A British singing group years ago recorded a fun-song called “Walking Backwards for Christmas.” It encouraged folks to walk not towards the glitter and gleeful attractions of a store-bought Christmas – but backwards, away from the mesmerizing commercialization of the holidays.

Imagine how liberating that act would be. Picture yourself saying “No” to over-priced brand name toys, clothes and gadgets. See yourself refusing to worry about pleasing everyone on your Christmas list with some fantastic and extraneous gifts. Imagine how much more pleasing to God  and spiritually profitable to yourself, your family and the world if you were to – ever so slowly – start walking backwards for Christmas, away from the glitter, and towards the gold of gifts of self generously given.

2. Stand firm in your Advent mission to give birth to the Son of God. 

Advent is a maternal season. Like pregnant women who eagerly anticipate the birth of a child, we are to take heart at the prospect of Christ’s coming.

The 13th century Dominican preacher Meister Eckhart put it bluntly: “What good is it to me if Mary gave birth to the Son of God 1400 years ago, and I did not give birth to the Son of God in my time and in my culture. We are all meant to be mothers of God.”

Eckhard perfectly explains our Advent mission. We are to give birth to Jesus by nurturing his presence in our own hearts through prayer, Scripture readings and sharing with others how God is acting in our lives.

If we stand firm in our Advent commitment to these things, we will, by our Christmas joy, peace, and compassion, give birth to the Son of God in our time and culture.

3. Stand firm in your Advent hope of Christ’s second coming.

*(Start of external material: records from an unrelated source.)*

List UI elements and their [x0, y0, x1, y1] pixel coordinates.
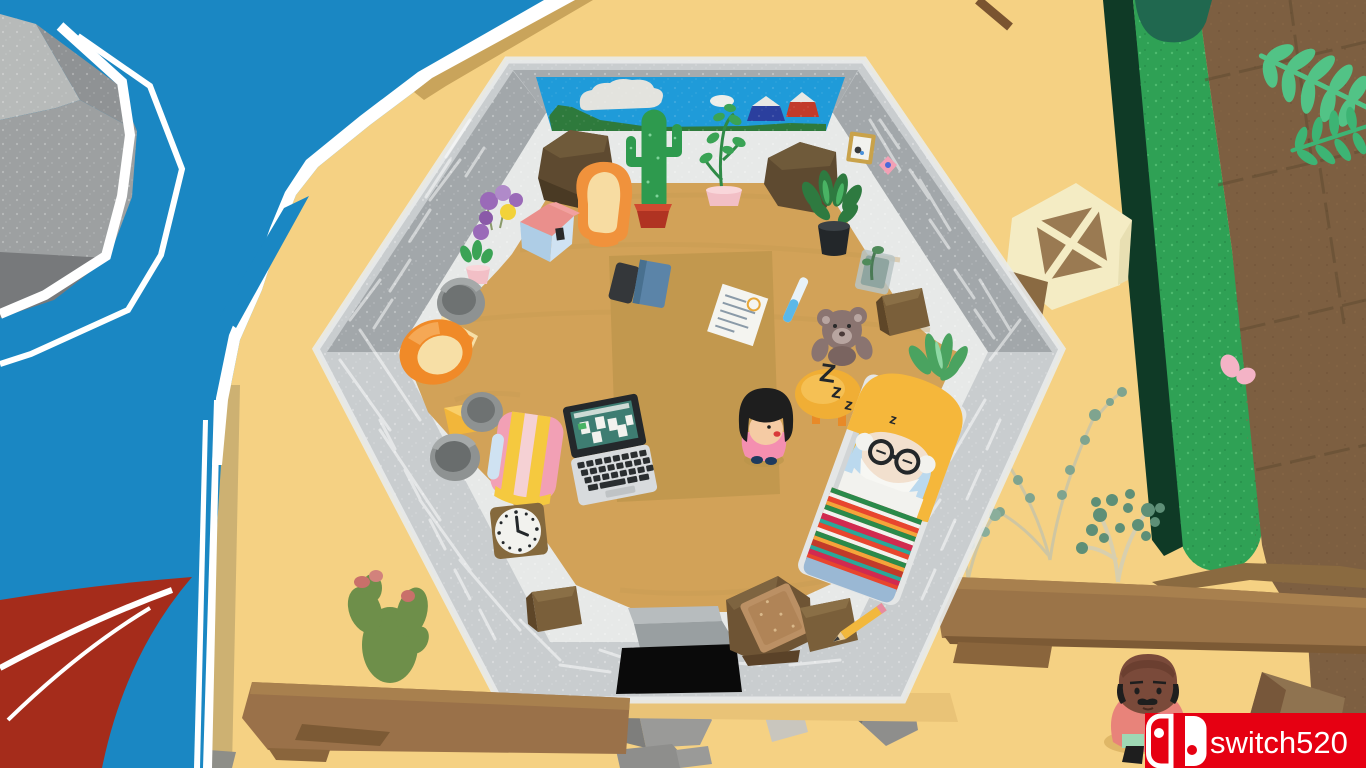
svg-text:switch520: switch520	[1210, 725, 1348, 760]
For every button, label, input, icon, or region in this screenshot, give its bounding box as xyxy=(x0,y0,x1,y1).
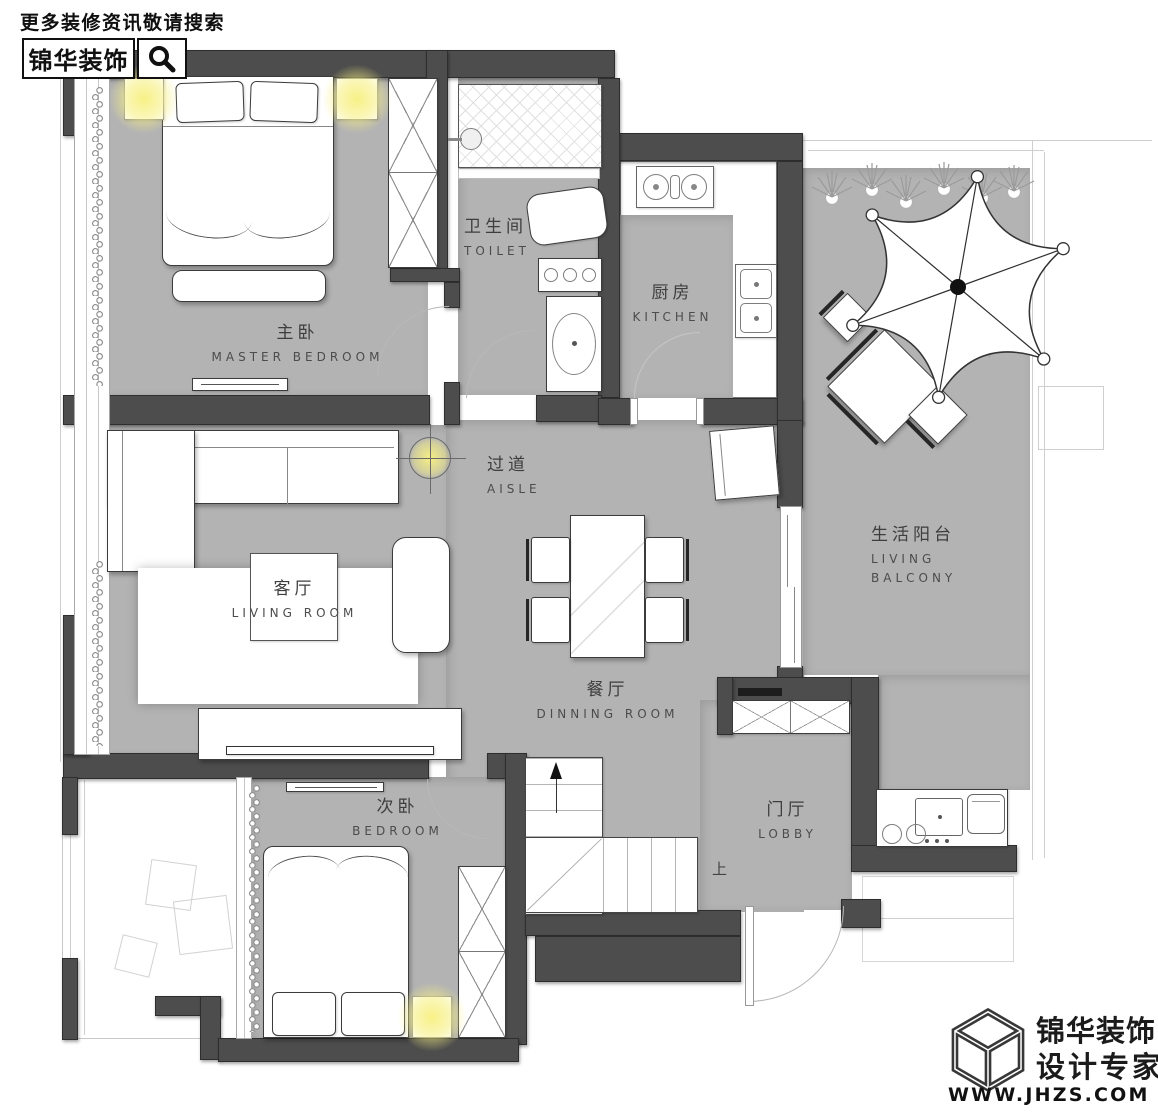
wall-segment xyxy=(612,133,803,161)
exterior-line xyxy=(808,150,1044,151)
utility-counter xyxy=(876,789,1008,847)
hob-circle xyxy=(906,824,926,844)
room-label-cn: 卫生间 xyxy=(464,212,530,237)
curtain xyxy=(92,86,103,386)
room-label-en: AISLE xyxy=(487,482,541,496)
nightstand xyxy=(336,78,378,120)
room-label-living-room: 客厅 LIVING ROOM xyxy=(192,574,397,620)
wardrobe-cell xyxy=(389,173,437,267)
stairs-arrow-tail xyxy=(556,779,557,813)
room-label-en: LOBBY xyxy=(705,827,870,841)
room-label-master-bedroom: 主卧 MASTER BEDROOM xyxy=(190,318,405,364)
exterior-line xyxy=(60,50,61,762)
basin xyxy=(740,303,772,333)
wall-segment xyxy=(487,753,507,779)
wardrobe xyxy=(458,866,506,1038)
tv-shelf xyxy=(286,782,384,792)
pillow xyxy=(175,81,244,123)
vanity-sink xyxy=(546,296,602,392)
stove-panel xyxy=(670,175,680,199)
room-label-en: LIVING xyxy=(871,552,956,566)
room-label-kitchen: 厨房 KITCHEN xyxy=(610,278,735,324)
shoe-cabinet xyxy=(732,700,850,734)
nightstand xyxy=(124,78,164,120)
door-arc-entry xyxy=(748,906,844,1002)
balcony-floor-lower xyxy=(878,675,1030,790)
faucet xyxy=(572,341,577,346)
door-post xyxy=(696,398,704,425)
kitchen-sink xyxy=(735,264,777,338)
side-table xyxy=(392,537,450,653)
wall-segment xyxy=(62,958,78,1040)
wall-segment xyxy=(717,677,733,735)
stairs-up-label: 上 xyxy=(712,858,727,879)
wall-segment xyxy=(63,395,430,425)
wall-segment xyxy=(62,777,78,835)
bed-sheet-line xyxy=(163,126,333,127)
room-label-dining-room: 餐厅 DINNING ROOM xyxy=(505,675,710,721)
entry-bench xyxy=(738,688,782,696)
shower-arm xyxy=(448,138,462,141)
curtain xyxy=(92,560,103,746)
room-label-en: MASTER BEDROOM xyxy=(190,350,405,364)
hob-circle xyxy=(882,824,902,844)
nightstand xyxy=(412,996,452,1038)
stairs-arrow-icon xyxy=(550,762,562,779)
room-label-en: BALCONY xyxy=(871,571,956,585)
pillow xyxy=(272,992,336,1036)
room-label-cn: 客厅 xyxy=(192,574,397,599)
stove xyxy=(636,166,714,208)
wardrobe-cell xyxy=(459,867,505,952)
lamp-cross xyxy=(430,424,431,494)
room-label-en: BEDROOM xyxy=(295,824,500,838)
header-brand-label: 锦华装饰 xyxy=(29,41,129,76)
plant-sketch xyxy=(173,895,233,955)
room-label-en: TOILET xyxy=(464,244,530,258)
room-label-cn: 餐厅 xyxy=(505,675,710,700)
curtain xyxy=(249,784,260,1032)
search-button xyxy=(137,38,187,79)
wall-segment xyxy=(218,1038,519,1062)
dining-chair xyxy=(531,597,570,643)
faucet xyxy=(935,839,939,843)
pillow xyxy=(249,81,318,123)
stairs-lower-flight xyxy=(603,838,697,912)
toilet-fixture xyxy=(525,185,609,247)
room-label-cn: 生活阳台 xyxy=(871,520,956,545)
wall-segment xyxy=(851,845,1017,872)
tv xyxy=(226,746,434,755)
wall-segment xyxy=(598,398,634,425)
dining-chair xyxy=(531,537,570,583)
room-label-en: KITCHEN xyxy=(610,310,735,324)
wash-counter xyxy=(538,258,602,292)
exterior-frame xyxy=(1038,386,1104,450)
shower-head xyxy=(460,128,482,150)
sofa-chaise xyxy=(107,430,195,572)
room-label-en: LIVING ROOM xyxy=(192,606,397,620)
wardrobe xyxy=(388,78,438,268)
wall-segment xyxy=(444,282,460,308)
room-label-cn: 厨房 xyxy=(610,278,735,303)
wardrobe-cell xyxy=(459,952,505,1037)
header-brand-box: 锦华装饰 xyxy=(22,38,135,79)
room-label-living-balcony: 生活阳台 LIVING BALCONY xyxy=(871,520,956,585)
burner xyxy=(681,174,707,200)
wall-segment xyxy=(777,161,803,423)
door-post xyxy=(630,398,638,425)
glass-screen xyxy=(458,168,600,179)
floor-plan-page: 上 xyxy=(0,0,1158,1115)
wall-segment xyxy=(535,936,741,982)
room-label-lobby: 门厅 LOBBY xyxy=(705,795,870,841)
balcony-window-line xyxy=(84,780,85,1035)
exterior-line xyxy=(800,140,1152,141)
pillow xyxy=(341,992,405,1036)
burner xyxy=(643,174,669,200)
wall-segment xyxy=(444,382,460,425)
wall-segment xyxy=(536,395,602,422)
search-icon xyxy=(147,44,177,74)
washing-machine xyxy=(967,794,1005,834)
basin xyxy=(740,269,772,299)
room-label-cn: 过道 xyxy=(487,450,541,475)
room-label-en: DINNING ROOM xyxy=(505,707,710,721)
exterior-line xyxy=(1032,140,1033,860)
wall-segment xyxy=(777,420,803,508)
room-label-cn: 门厅 xyxy=(705,795,870,820)
room-label-cn: 主卧 xyxy=(190,318,405,343)
exterior-line xyxy=(1044,152,1045,858)
dining-chair xyxy=(645,537,684,583)
fridge xyxy=(709,425,780,500)
wall-segment xyxy=(841,899,881,928)
sliding-door xyxy=(780,506,802,668)
exterior-frame xyxy=(862,876,1014,962)
tv-shelf xyxy=(192,378,288,391)
lamp-cross xyxy=(396,458,466,459)
exterior-line xyxy=(862,918,1014,919)
shower-tray xyxy=(458,84,602,168)
bed-bench xyxy=(172,270,326,302)
footer-logo-block: 锦华装饰 设计专家 WWW.JHZS.COM xyxy=(946,1006,1156,1110)
wardrobe-cell xyxy=(389,79,437,173)
faucet xyxy=(945,839,949,843)
wall-segment xyxy=(390,268,460,282)
room-label-cn: 次卧 xyxy=(295,792,500,817)
entry-door-leaf xyxy=(745,906,754,1006)
faucet xyxy=(925,839,929,843)
room-label-toilet: 卫生间 TOILET xyxy=(464,212,530,258)
cube-logo-icon xyxy=(946,1008,1030,1092)
dining-table xyxy=(570,515,645,658)
footer-tagline: 设计专家 xyxy=(1036,1044,1158,1086)
room-label-aisle: 过道 AISLE xyxy=(487,450,541,496)
footer-website: WWW.JHZS.COM xyxy=(948,1084,1150,1106)
room-label-bedroom: 次卧 BEDROOM xyxy=(295,792,500,838)
header-tagline: 更多装修资讯敬请搜索 xyxy=(20,8,225,35)
wall-segment xyxy=(505,753,527,1045)
dining-chair xyxy=(645,597,684,643)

In today’s Gospel, Jesus speaks as a prophet – not of doom, but of hope, consolation, and redemption.

The Apocalypse (the Book of Revelation) is the favorite source of the “prophets of doom” that appear every now and then, especially towards the end of the year.

Few years ago, they were predicting that the coming of the Third Millennium would be the end of the world, and that El Niño was the sign. The rich went panic buying; and the poor, well, just panicked.

However, Jesus intends His apocalyptic images as a promise of our ultimate salvation. When He comes in glory at the parousia or end time, He wants us to be prepared to “stand erect” and raise our heads because “our redemption is at hand.” Our Advent mission is to prepare ourselves for that final day of glory.

How do we do that? Pope Francis says that Christmas is a “charade” (a play-acting) when there is so much wars and hatred in the world.

How do we prepare for the coming of Christ, the Prince of Peace?

• by not allowing our hearts to be drugged by selfishness and worldly cares and senseless anxieties;

• by “abounding in love and peace” for one another – in our in our family, in our work place, in our schools, in our parish, in our communities, especially those whose valid needs (food, clothing, shelter, companionship) Jesus expects us to provide for;

• And by remaining alert for the final “day of the Lord.”

So, decide today, on this First Sunday of Advent, to throw out the Advent Devil. Tell him to get lost.  Say “No thanks” to the commercial hullabaloo like “midnight madness” and turn away from the seasonal distractions that would rob you of your ability to stand firm in the presence of the Lord.

We gather at His table at Mass to strengthen our hearts for his coming. May He enable us “to give birth to the Son of God” in a world that needs Him so badly.